Our Sustainably Sourced Plastics (SSP) Certification can cover all types of plastic materials.
Supply chain and procurement checks are made to certify recycled material purchasing, testing, and in-process quality controls.
These are used to create an Evidence Portfolio, and can potentially be applied to each part of the supply chain.
The findings are then assessed and, if all requirements are met, the SCG Team award SSP Certification.
This process ensures that the required percentage of recycled content can be traced and evidenced, and can provide an overall certification across the plastics supply chain, from recyclers to manufacturers, distributors and retailers.
The certification can be used to demonstrate compliance with specific legislative or industry requirements such as Plastic Packaging Tax, ESG policies, or Net Zero targets.
Our SSP certification promotes the percentage of recycled content (not just product recyclability) showing that the material is a low-carbon choice compared to virgin material made items.
Supports compliance with government legislation – e.g., recycled plastic content certification. The requirement of the Plastic Packaging Tax is to demonstrate recycled content, not recyclability.

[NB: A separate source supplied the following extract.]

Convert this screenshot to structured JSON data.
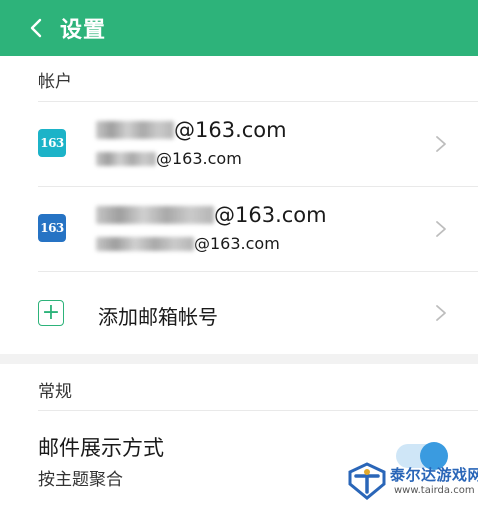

We are also proud of the fact that The Sustainable Certification Group is the first company in the world to award a Sustainably Sourced Plastic (SSP) Certification utilising the BSI Flex 6228 standard to physically measure recycled content % in PET, for an additional ‘material fingerprint’.
It can independently assure the plastic products contain ‘more than 30% “post-consumer” recycled plastic content’, demonstrating that they are exempt from Plastic Packaging Taxes .
It can assure supply chain businesses (especially brand owners and retailers) that tax exemption claims are externally and independently verified to satisfy HMRC requirements.
Our SSP ‘fingerprint logo can be used on your documentation, packaging and products to clearly identify that the materials have been sustainably sourced, to avoid ‘greenwash’ challenges by customers and possible prosecution by industry ‘watchdogs’ (i.e Competition and Marketing Authority, Advertising Standards Authority).